Juliane Kleemann (SPD):

Frau Präsidentin! Liebe Kolleginnen und Kollegen! Das Wendland ist durchzogen von ihnen, den roten Kreuzen an den Straßen, die den Widerstand gegen das geplante Atommüllendlager in Gorleben aller Welt vor Augen führten. Nach dem glücklichen Ende für Gorleben werden die Kreuze vermutlich bleiben. Mittlerweile gibt es diese roten Kreuze auch in der Altmark. Auch hier ist das Thema Endlagersuche angekommen, und vermutlich werden diese Kreuze Stück für Stück in der nächsten Zeit unser gesamtes Land, und zwar nicht nur unser Bundesland, sondern die ganze Republik durchziehen. Sie sagen überall das Gleiche, es ist überall die gleiche Botschaft: Wir wollen diesen strahlenden Dreck nicht haben.

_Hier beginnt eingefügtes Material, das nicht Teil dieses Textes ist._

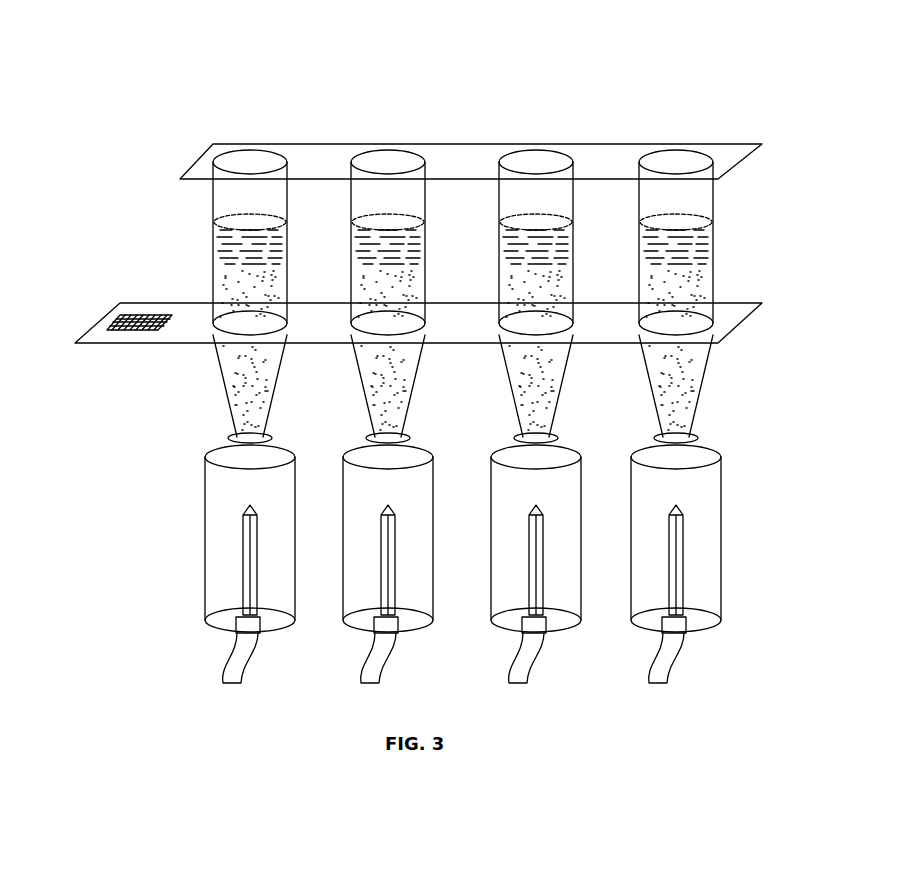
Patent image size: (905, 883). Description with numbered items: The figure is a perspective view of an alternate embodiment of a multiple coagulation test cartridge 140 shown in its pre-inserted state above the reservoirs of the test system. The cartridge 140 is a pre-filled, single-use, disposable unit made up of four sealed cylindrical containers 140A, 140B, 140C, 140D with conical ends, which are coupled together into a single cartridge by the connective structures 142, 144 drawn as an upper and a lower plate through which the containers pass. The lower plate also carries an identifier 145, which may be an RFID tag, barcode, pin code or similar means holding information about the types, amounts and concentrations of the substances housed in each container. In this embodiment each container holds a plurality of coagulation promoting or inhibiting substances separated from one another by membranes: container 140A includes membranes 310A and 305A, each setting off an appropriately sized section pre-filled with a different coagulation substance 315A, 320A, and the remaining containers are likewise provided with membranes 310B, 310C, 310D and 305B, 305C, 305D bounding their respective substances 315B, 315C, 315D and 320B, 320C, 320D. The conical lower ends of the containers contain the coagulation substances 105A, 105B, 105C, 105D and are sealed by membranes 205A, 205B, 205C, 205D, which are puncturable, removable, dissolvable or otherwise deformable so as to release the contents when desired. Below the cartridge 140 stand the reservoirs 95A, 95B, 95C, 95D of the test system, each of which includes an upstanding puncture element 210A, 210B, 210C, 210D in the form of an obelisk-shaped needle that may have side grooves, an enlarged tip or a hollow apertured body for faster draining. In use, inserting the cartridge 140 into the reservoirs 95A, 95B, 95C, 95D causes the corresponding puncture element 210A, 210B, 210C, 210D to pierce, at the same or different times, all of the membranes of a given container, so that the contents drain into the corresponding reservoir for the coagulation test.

The cartridge 140 is at (467, 88).
The connective structure 142 is at (307, 146).
The connective structure 144 is at (322, 320).
The identifier 145 is at (140, 313).
The container 140A is at (250, 242).
The container 140B is at (388, 242).
The container 140C is at (536, 242).
The container 140D is at (676, 242).
The membrane 310A is at (218, 207).
The membrane 310B is at (358, 207).
The membrane 310C is at (506, 207).
The membrane 310D is at (647, 207).
The coagulation substance 315A is at (214, 225).
The coagulation substance 315B is at (355, 225).
The coagulation substance 315C is at (502, 225).
The coagulation substance 315D is at (644, 225).
The membrane 305A is at (214, 250).
The membrane 305B is at (355, 250).
The membrane 305C is at (502, 250).
The membrane 305D is at (644, 250).
The coagulation substance 320A is at (213, 292).
The coagulation substance 320B is at (353, 292).
The coagulation substance 320C is at (501, 292).
The coagulation substance 320D is at (642, 292).
The coagulation substance 105A is at (222, 386).
The coagulation substance 105B is at (357, 386).
The coagulation substance 105C is at (505, 386).
The coagulation substance 105D is at (646, 386).
The membrane 205A is at (283, 429).
The membrane 205B is at (423, 429).
The membrane 205C is at (569, 429).
The membrane 205D is at (711, 429).
The reservoir 95A is at (227, 538).
The reservoir 95B is at (366, 538).
The reservoir 95C is at (513, 538).
The reservoir 95D is at (654, 538).
The puncture element 210A is at (206, 594).
The puncture element 210B is at (347, 594).
The puncture element 210C is at (493, 594).
The puncture element 210D is at (635, 594).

Nach dem Reaktorunglück von Fukushima am 11. März 2011 trat die damalige Bundeskanzlerin Dr. Angela Merkel vor die Presse und gab den Anfang vom endgültigen Atomausstieg bekannt - ich zitiere -:

„Die Ereignisse in Japan lehrten uns, dass Risiken, die für absolut unwahrscheinlich gehalten wurden, doch nicht vollends unwahrscheinlich sind.“

Diese Schlussfolgerung der Naturwissenschaftlerin war damals richtig und sie ist es auch heute noch. Und dies sei hier schon einmal gesagt - es hat hier heute schon mehrere gegeben, die in diese Richtung geredet haben -: In der Tat, es wird mit uns keine Laufzeitverlängerung der Atomkraftwerke geben. Ich glaube, inhaltlich ist dazu alles gesagt und am Ende könnte man an dieser Stelle auch schließen. Aber offensichtlich gibt es doch immer wieder Menschen, die meinen, dass Atomkraft grün, sauber und zukunftsfähig ist.

(Zuruf)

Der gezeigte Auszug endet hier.